My PhD thesis focused on understanding the light we see from neutron star mergers (kilonovae). I used multidimensional hydrodynamic and radiation transport simulations to predict trends in kilonova light curves. My focus was on the effects of the relativistic jet that’s embedded in the radioactive ejecta.
My primary tool is Sedona, a 3D Monte Carlo radiation transport code, which I also develop. My development work has mostly focused on performance and parallelization, with the goal of improving the code’s speed and scalability on supercomputers like NERSC’s cori.

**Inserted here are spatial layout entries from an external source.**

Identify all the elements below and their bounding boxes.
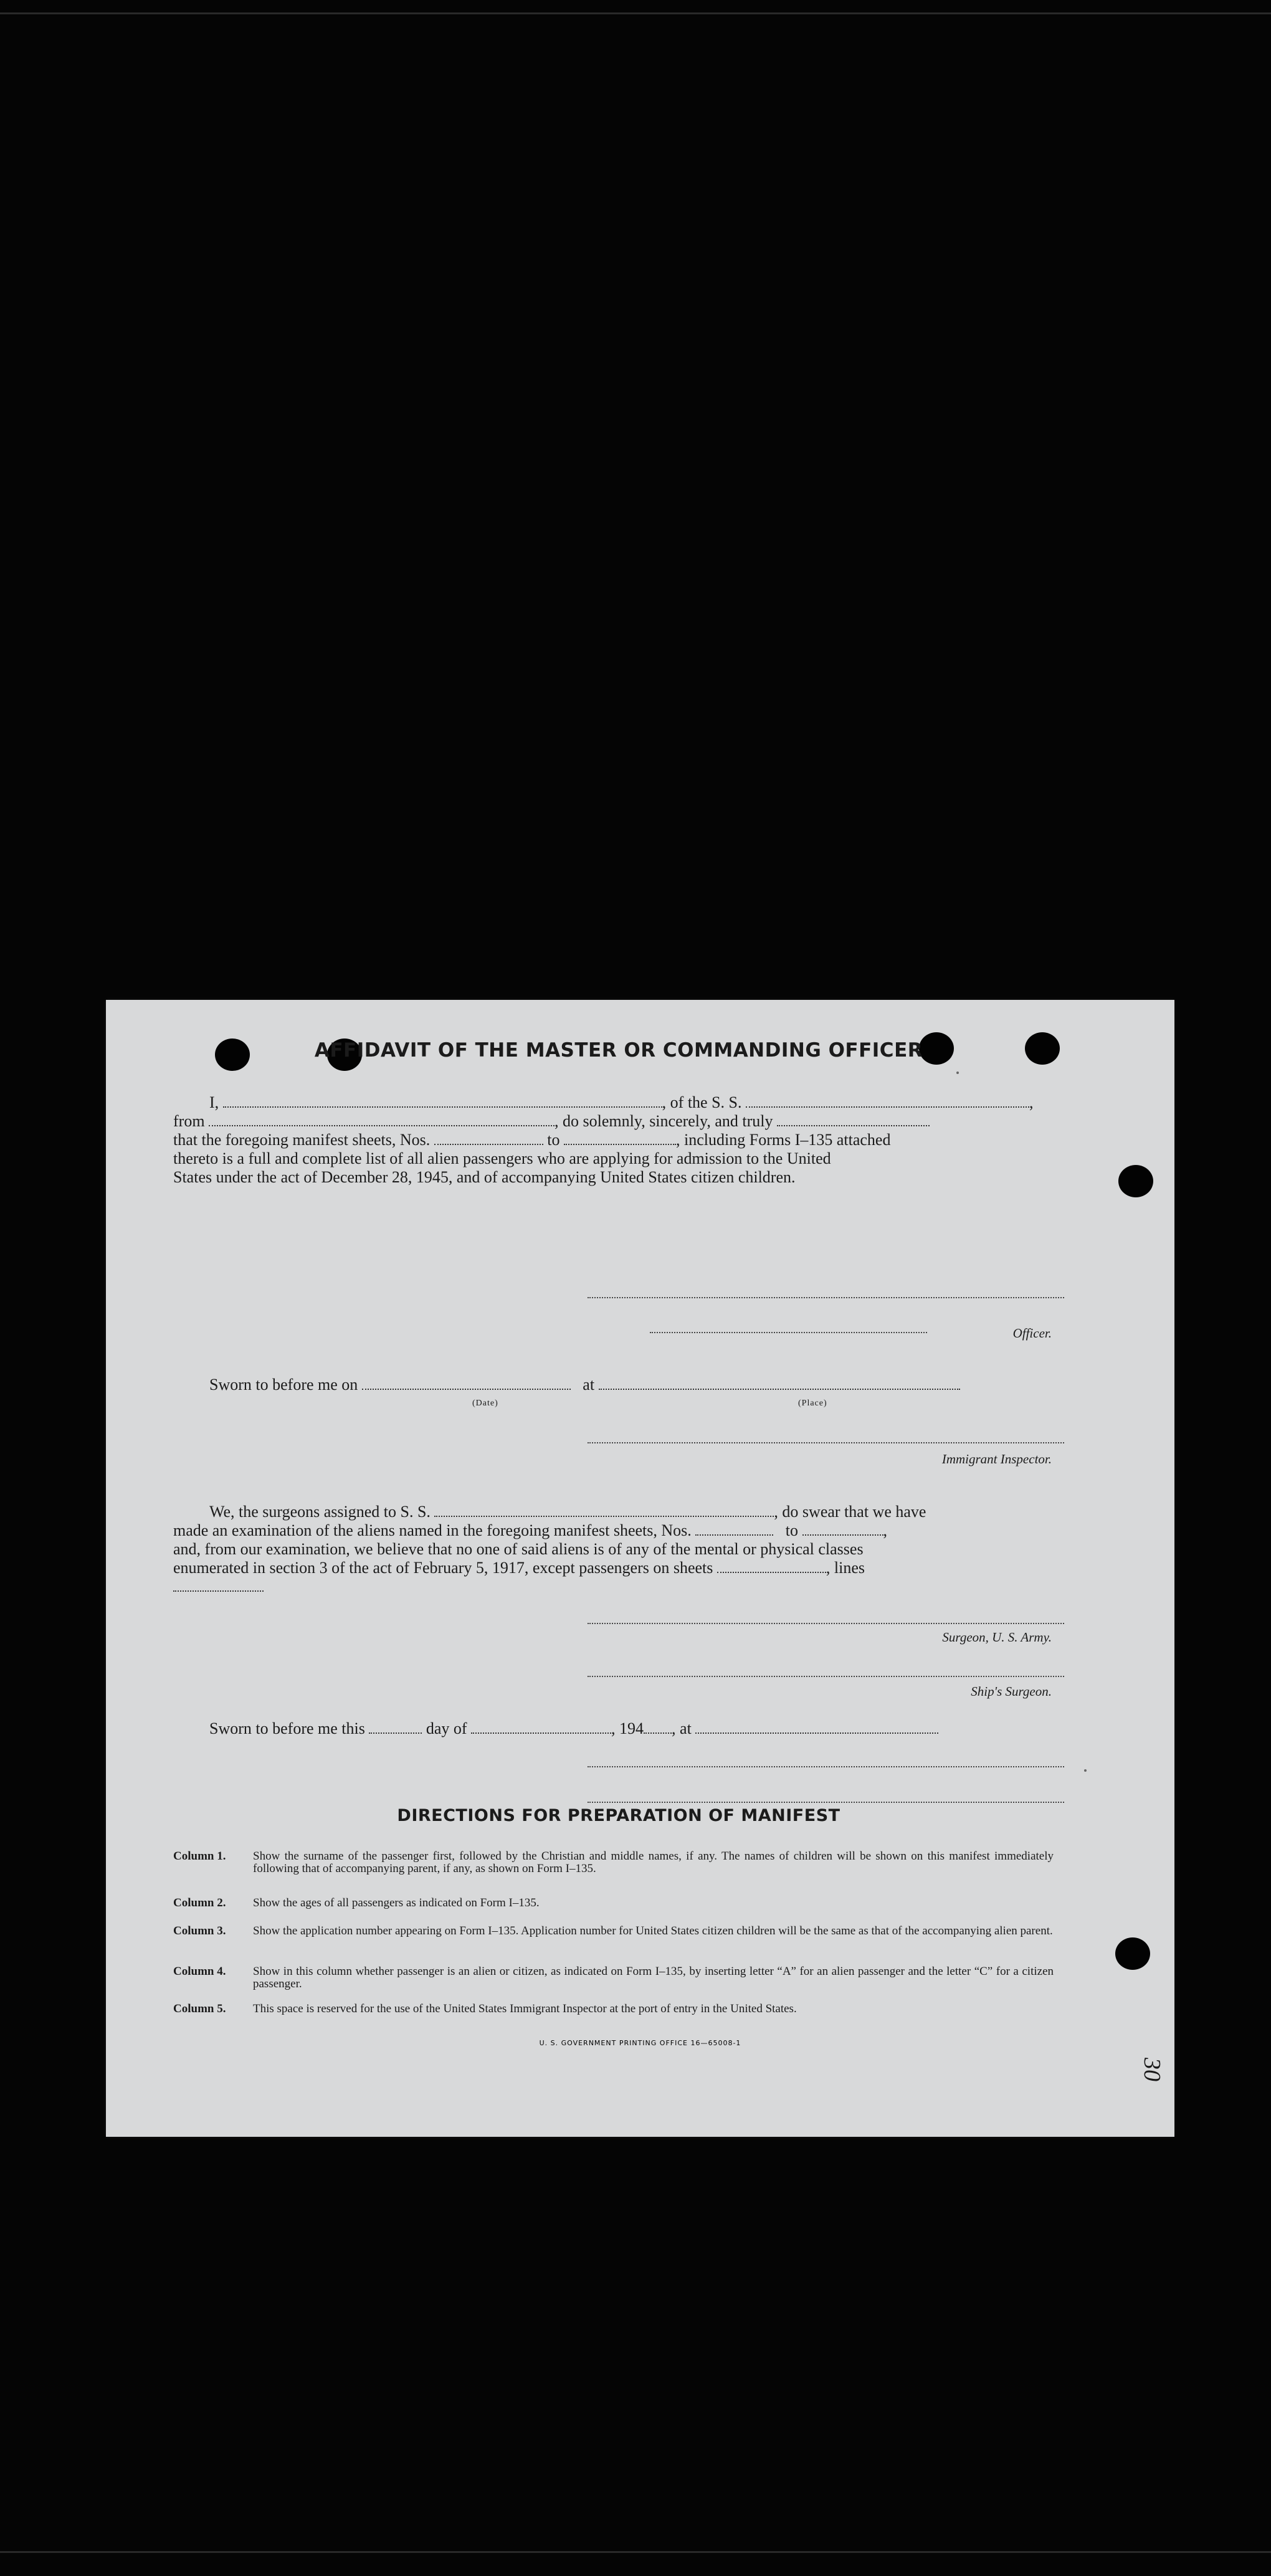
- ship-surgeon-signature-line[interactable]: [588, 1676, 1064, 1677]
- from-port-field[interactable]: [209, 1113, 555, 1126]
- sworn-month-field[interactable]: [471, 1720, 611, 1734]
- surgeons-line-1: [173, 1503, 1100, 1521]
- printing-office-footer: U. S. GOVERNMENT PRINTING OFFICE 16—65008-1: [539, 2039, 741, 2047]
- affidavit-sheets-text: that the foregoing manifest sheets, Nos.: [173, 1131, 431, 1149]
- officer-caption: Officer.: [1012, 1326, 1052, 1341]
- truly-field[interactable]: [777, 1113, 930, 1126]
- sworn-before-line: [173, 1376, 1100, 1394]
- form-title: AFFIDAVIT OF THE MASTER OR COMMANDING OFFICER: [314, 1039, 923, 1062]
- blank-line[interactable]: [588, 1802, 1064, 1803]
- exam-sheet-from-field[interactable]: [695, 1522, 773, 1536]
- date-label: (Date): [472, 1399, 498, 1408]
- sworn-at: at: [583, 1376, 595, 1394]
- affidavit-line-5: States under the act of December 28, 1945, and of accompanying United States citizen children.: [173, 1168, 796, 1186]
- direction-row: [173, 2003, 1064, 2028]
- surgeons-line-5: [173, 1577, 1064, 1596]
- affidavit-line-2: [173, 1112, 1064, 1131]
- sworn-day-field[interactable]: [369, 1720, 422, 1734]
- sworn-text: Sworn to before me on: [209, 1376, 358, 1394]
- surgeons-line-3: and, from our examination, we believe that no one of said aliens is of any of the mental or physical classes: [173, 1540, 864, 1558]
- affidavit-forms-text: , including Forms I–135 attached: [676, 1131, 891, 1149]
- sworn-date-field[interactable]: [362, 1376, 571, 1390]
- directions-title: DIRECTIONS FOR PREPARATION OF MANIFEST: [397, 1806, 840, 1825]
- sworn-year-text: , 194: [611, 1719, 644, 1737]
- direction-text: This space is reserved for the use of the United States Immigrant Inspector at the port of entry in the United States.: [253, 2002, 797, 2015]
- surgeons-line-4: [173, 1559, 1064, 1577]
- sheet-to-field[interactable]: [564, 1131, 676, 1145]
- direction-text: Show the ages of all passengers as indicated on Form I–135.: [253, 1896, 540, 1909]
- ship-name-field[interactable]: [746, 1094, 1029, 1108]
- surgeons-line-2: made an examination of the aliens named in the foregoing manifest sheets, Nos. to ,: [173, 1521, 887, 1539]
- except-sheets-field[interactable]: [717, 1559, 826, 1573]
- affidavit-ship-label: , of the S. S.: [662, 1093, 742, 1111]
- army-surgeon-signature-line[interactable]: [588, 1623, 1064, 1624]
- inspector-caption: Immigrant Inspector.: [941, 1452, 1052, 1466]
- affidavit-line-4: thereto is a full and complete list of all alien passengers who are applying for admission to the United: [173, 1149, 831, 1167]
- surgeons-text: We, the surgeons assigned to S. S.: [209, 1503, 431, 1521]
- exam-sheet-to-field[interactable]: [802, 1522, 883, 1536]
- surgeons-section-text: enumerated in section 3 of the act of February 5, 1917, except passengers on sheets: [173, 1559, 713, 1577]
- surgeons-swear-text: , do swear that we have: [774, 1503, 926, 1521]
- direction-column: Column 5.: [173, 2002, 226, 2015]
- direction-column: Column 2.: [173, 1896, 226, 1909]
- place-label: (Place): [798, 1399, 827, 1408]
- sheet-from-field[interactable]: [434, 1131, 543, 1145]
- ship-surgeon-caption: Ship's Surgeon.: [971, 1684, 1052, 1699]
- affidavit-to: to: [547, 1131, 560, 1149]
- sworn-place-field[interactable]: [599, 1376, 960, 1390]
- direction-row: [173, 1850, 1064, 1888]
- film-edge-bottom: [0, 2551, 1271, 2553]
- direction-row: [173, 1965, 1064, 1990]
- direction-column: Column 1.: [173, 1850, 226, 1863]
- affidavit-line-1: I, , of the S. S. ,: [209, 1093, 1034, 1111]
- affidavit-from: from: [173, 1112, 205, 1130]
- film-edge-top: [0, 12, 1271, 14]
- affidavit-line-3: [173, 1131, 1064, 1149]
- punch-hole: [1118, 1165, 1153, 1197]
- handwritten-margin-number: 30: [1139, 2058, 1165, 2081]
- officer-signature-line[interactable]: [650, 1332, 927, 1333]
- army-surgeon-caption: Surgeon, U. S. Army.: [942, 1630, 1052, 1645]
- affidavit-i: I,: [209, 1093, 219, 1111]
- surgeons-lines-text: , lines: [826, 1559, 865, 1577]
- speck: [956, 1072, 959, 1074]
- sworn-this-line: [173, 1719, 1100, 1738]
- punch-hole: [1115, 1937, 1150, 1970]
- direction-column: Column 4.: [173, 1965, 226, 1978]
- surgeons-exam-text: made an examination of the aliens named in the foregoing manifest sheets, Nos.: [173, 1521, 692, 1539]
- surgeon-ship-field[interactable]: [434, 1503, 774, 1517]
- inspector-signature-line[interactable]: [588, 1442, 1064, 1443]
- except-lines-field[interactable]: [173, 1578, 264, 1592]
- direction-text: Show the application number appearing on Form I–135. Application number for United States citizen children will be the same as that of the accompanying alien parent.: [253, 1924, 1053, 1937]
- blank-line[interactable]: [588, 1766, 1064, 1767]
- sworn-this-text: Sworn to before me this: [209, 1719, 365, 1737]
- sworn-day-of: day of: [426, 1719, 467, 1737]
- sworn-at-field[interactable]: [695, 1720, 938, 1734]
- signature-line: [588, 1297, 1064, 1298]
- surgeons-to: to: [785, 1521, 798, 1539]
- sworn-at-text: , at: [672, 1719, 692, 1737]
- direction-text: Show in this column whether passenger is an alien or citizen, as indicated on Form I–135, by inserting letter “A” for an alien passenger and the letter “C” for a citizen passenger.: [253, 1965, 1054, 1990]
- direction-row: [173, 1925, 1064, 1950]
- speck: [1084, 1769, 1087, 1772]
- direction-row: [173, 1897, 1064, 1909]
- direction-column: Column 3.: [173, 1924, 226, 1937]
- affidavit-swear-text: , do solemnly, sincerely, and truly: [555, 1112, 773, 1130]
- sworn-year-field[interactable]: [644, 1720, 672, 1734]
- direction-text: Show the surname of the passenger first, followed by the Christian and middle names, if any. The names of children will be shown on this manifest immediately following that of accompanying parent, if any, as shown on Form I–135.: [253, 1850, 1054, 1875]
- form-sheet: [106, 1000, 1174, 2137]
- master-name-field[interactable]: [223, 1094, 662, 1108]
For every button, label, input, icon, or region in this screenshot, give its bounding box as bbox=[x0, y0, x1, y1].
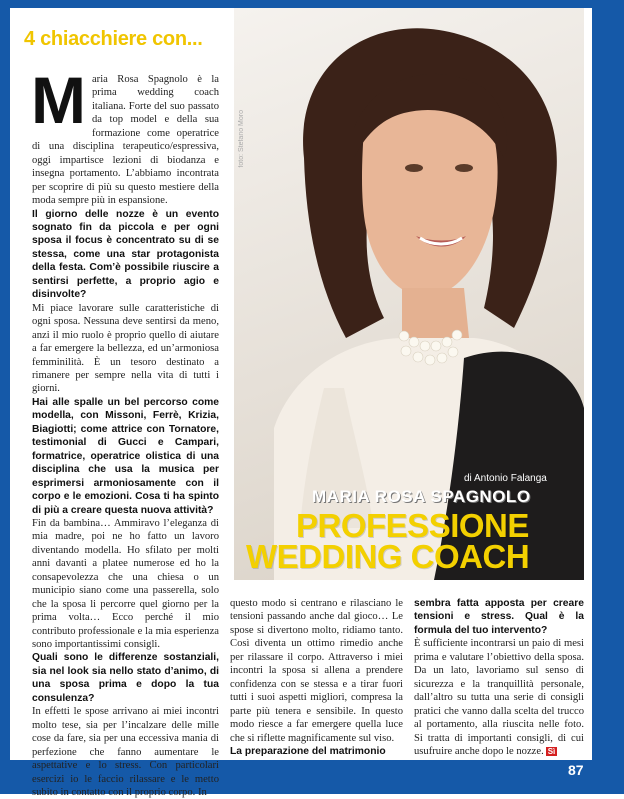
headline-line-1: PROFESSIONE bbox=[296, 507, 529, 544]
intro-paragraph: aria Rosa Spagnolo è la prima wedding coach italiana. Forte del suo passato da top model e della sua formazione come operatrice di una disciplina terapeutico/espressiva, oggi impartisce lezioni di biodanza e insegna portamento. L’abbiamo incontrata per scoprire di più su questo mestiere della moda sempre più in espansione. bbox=[32, 74, 219, 207]
answer-3: In effetti le spose arrivano ai miei incontri molto tese, sia per l’incalzare delle mille cose da fare, sia per una eccessiva mania di perfezione che fanno aumentare le aspettative e lo stress. Con particolari esercizi io le faccio rilassare e le metto subito in contatto con il proprio corpo. In bbox=[32, 706, 219, 799]
article-column-1 bbox=[31, 63, 219, 799]
article-column-3 bbox=[414, 597, 584, 758]
question-4-end: sembra fatta apposta per creare tensioni e stress. Qual è la formula del tuo intervento? bbox=[414, 598, 584, 636]
answer-3-continued: questo modo si centrano e rilasciano le tensioni passando anche dal gioco… Le spose si divertono molto, ridiamo tanto. Così diventa un ottimo rimedio anche per rilassare il corpo. Attraverso i miei incontri la sposa si allena a prendere confidenza con se stessa e a tirar fuori tutti i suoi aspetti migliori, compresa la parte più tenera e sensibile. In questo modo riesce a far emergere quella luce che si riflette magnificamente sul viso. bbox=[230, 598, 403, 744]
end-mark: Sì bbox=[547, 746, 556, 756]
answer-2: Fin da bambina… Ammiravo l’eleganza di mia madre, poi ne ho fatto un lavoro diventando modella. Ho sfilato per molti anni davanti a platee numerose ed ho la consapevolezza che una chiesa o un municipio siano come una passerella, solo che la sposa li percorre quel giorno per la prima volta… Ecco perché il mio contributo professionale e la mia esperienza sono importantissimi consigli. bbox=[32, 517, 219, 651]
answer-1: Mi piace lavorare sulle caratteristiche di ogni sposa. Nessuna deve sentirsi da meno, anzi il mio ruolo è proprio quello di aiutare a far emergere la bellezza, ed un’armoniosa femminilità. È un tesoro destinato a rimanere per sempre nella vita di tutti i giorni. bbox=[32, 302, 219, 395]
article-column-2 bbox=[230, 597, 403, 758]
photo-credit: foto: Stefano Moro bbox=[238, 110, 245, 168]
interviewee-name: MARIA ROSA SPAGNOLO bbox=[312, 487, 531, 506]
question-4-start: La preparazione del matrimonio bbox=[230, 745, 386, 757]
question-2: Hai alle spalle un bel percorso come modella, con Missoni, Ferrè, Krizia, Biagiotti; come attrice con Tornatore, testimonial di Gucci e Campari, formatrice, operatrice olistica di una disciplina che usa la musica per esprimersi armoniosamente con il corpo e le emozioni. Cosa ti ha spinto di più a creare questa nuova attività? bbox=[32, 396, 219, 516]
section-kicker: 4 chiacchiere con... bbox=[24, 28, 203, 50]
article-byline: di Antonio Falanga bbox=[464, 473, 547, 484]
page-number: 87 bbox=[568, 762, 584, 778]
answer-4-text: È sufficiente incontrarsi un paio di mesi prima e valutare l’obiettivo della sposa. Da un lato, lavoriamo sul senso di sicurezza e la tranquillità personale, dall’altro su tutta una serie di consigli pratici che vanno dalla scelta del trucco al portamento, alla riuscita nelle foto. Si tratta di importanti consigli, di cui usufruire anche dopo le nozze. bbox=[414, 638, 584, 757]
drop-cap: M bbox=[31, 63, 86, 137]
headline-line-2: WEDDING COACH bbox=[246, 538, 530, 575]
question-1: Il giorno delle nozze è un evento sognato fin da piccola e per ogni sposa il focus è concentrato su di se stessa, come una star protagonista della festa. Com’è possibile riuscire a sentirsi perfette, a proprio agio e disinvolte? bbox=[32, 208, 219, 301]
answer-4 bbox=[414, 637, 584, 758]
question-3: Quali sono le differenze sostanziali, sia nel look sia nello stato d’animo, di una sposa prima e dopo la tua consulenza? bbox=[32, 652, 219, 704]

Projects I’ve undertaken include:
Communication and calculations can both be time-consuming for high-performance codes, but use different resources. If possible, it can be advantageous to overlap them. I implemented this strategy in FLASH, a 3D multiphysics code, overlapping the calculation-heavy nuclear reaction network with the communication-heavy self-gravity solver. I tested the scaling and performance of this approach, and found that its effectiveness depended greatly on the MPI implementation used. I presented a peer-reviewed poster on this project at Supercomputing17.
Asteroseismic observations of red giants provided the first direct measurements of stellar core rotation rates. While this confirmed that red giant surfaces rotate more solwly than their cores, the interior rotation profiles remain unconstrained. Namely, whether the differential rotation is concentrated near the core, or whether it is spread out through the convective envelope. We developed a simple diagnostic for estimating the location of the differential rotation based on ratios of rotational splittings and an independent surface rotation measurement. It is less precise than traditional methods for finding rotational profiles, but it is less sensitive to the stellar models used and is less time consuming.